Let’s Make a Baby would centre on contestants – all strangers – living in a “fertility house”, with the least attractive being voted out each week. The remaining two couples would then have a race to conceive a child and win £100,000 each.

It sounds so shit already. Why would anyone in their right mind have anything to do with it? But that’s the trouble with some of these reality shows, they’re manufactured so that once you’ve seen 1 or 2 episodes, it’s got you. Even though it is terrible TV, it all of a sudden becomes compelling to watch.

The idea was first pitched to focus groups, all of which agreed it was morally questionable but said they would watch it. “It’s completely offensive,” said one group member. “Would I watch it? Yes.”

More than 200 people – including a gay man who was up for the challenge of trying to have sex with a female – applied to be a contestant. They were not told the show was a fake until after the auditions. Why would a gay man have sex with a female on TV? How desperately, desperate and sad people are becoming.

Finally, a party was put on at Europe’s biggest TV sales fair in Cannes to pitch the fake idea to TV channels from all over the world and test their reaction. Disturbingly, it created a real buzz and several offers came in.

“As a TV producer, I was really interested in the question of how low my industry would go in its bid to attract viewers and attention, the answer is very low indeed,” says Ms Sage.

Professor David Wilson, who walked out as a consultant on Big Brother for ethical reasons, says the premise of Let’s Make a Baby is morally repugnant and all about cheapening life, but he is not surprised that it attracted so much interest.

One person accused of taking reality TV to new lows is UK Big Brother 6 contestant, Kinga Karolczak.
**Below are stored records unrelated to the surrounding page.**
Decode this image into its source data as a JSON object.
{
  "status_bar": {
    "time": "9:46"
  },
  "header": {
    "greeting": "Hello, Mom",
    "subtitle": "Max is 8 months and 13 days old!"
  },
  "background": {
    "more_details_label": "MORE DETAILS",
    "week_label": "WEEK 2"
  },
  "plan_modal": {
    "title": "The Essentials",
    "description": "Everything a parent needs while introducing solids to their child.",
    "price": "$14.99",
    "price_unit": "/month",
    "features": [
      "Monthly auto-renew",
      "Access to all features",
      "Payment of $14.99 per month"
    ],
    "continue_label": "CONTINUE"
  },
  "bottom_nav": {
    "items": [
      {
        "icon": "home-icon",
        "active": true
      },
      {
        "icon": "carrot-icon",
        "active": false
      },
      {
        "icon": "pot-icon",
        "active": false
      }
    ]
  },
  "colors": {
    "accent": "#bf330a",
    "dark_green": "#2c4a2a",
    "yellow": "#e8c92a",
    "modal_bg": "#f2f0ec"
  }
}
Her drunken antics with an empty wine bottle prompted a frenzy of complaints. Hoping to use the show to boost her singing career, she now feels a victim of reality TV.

“One thing that was stupidly edited has ruined my life,” she says.

The question is will the public lose its appetite for reality TV, will programme makers get a conscience? Neither, and things could get far more extreme.

It seems that there is no limit to anything anyone. The more shocking and controversial it is, the more people are going to want to watch it. The other year there was a huge web audience for a film on the net of hostages being beheaded. It is about how deep and depraved our imaginations can go.”

And as for Let’s Make a Baby? A Dutch television company is currently making a reality TV show called I want your baby, not your love. In it, men compete to be the one to donate their sperm to a single woman who wants a baby but not a boyfriend.

So if you want to get famous, just get on a reality TV show. The more shocking it is…probably the more famous you’ll become…at least for 15 minutes, maybe more.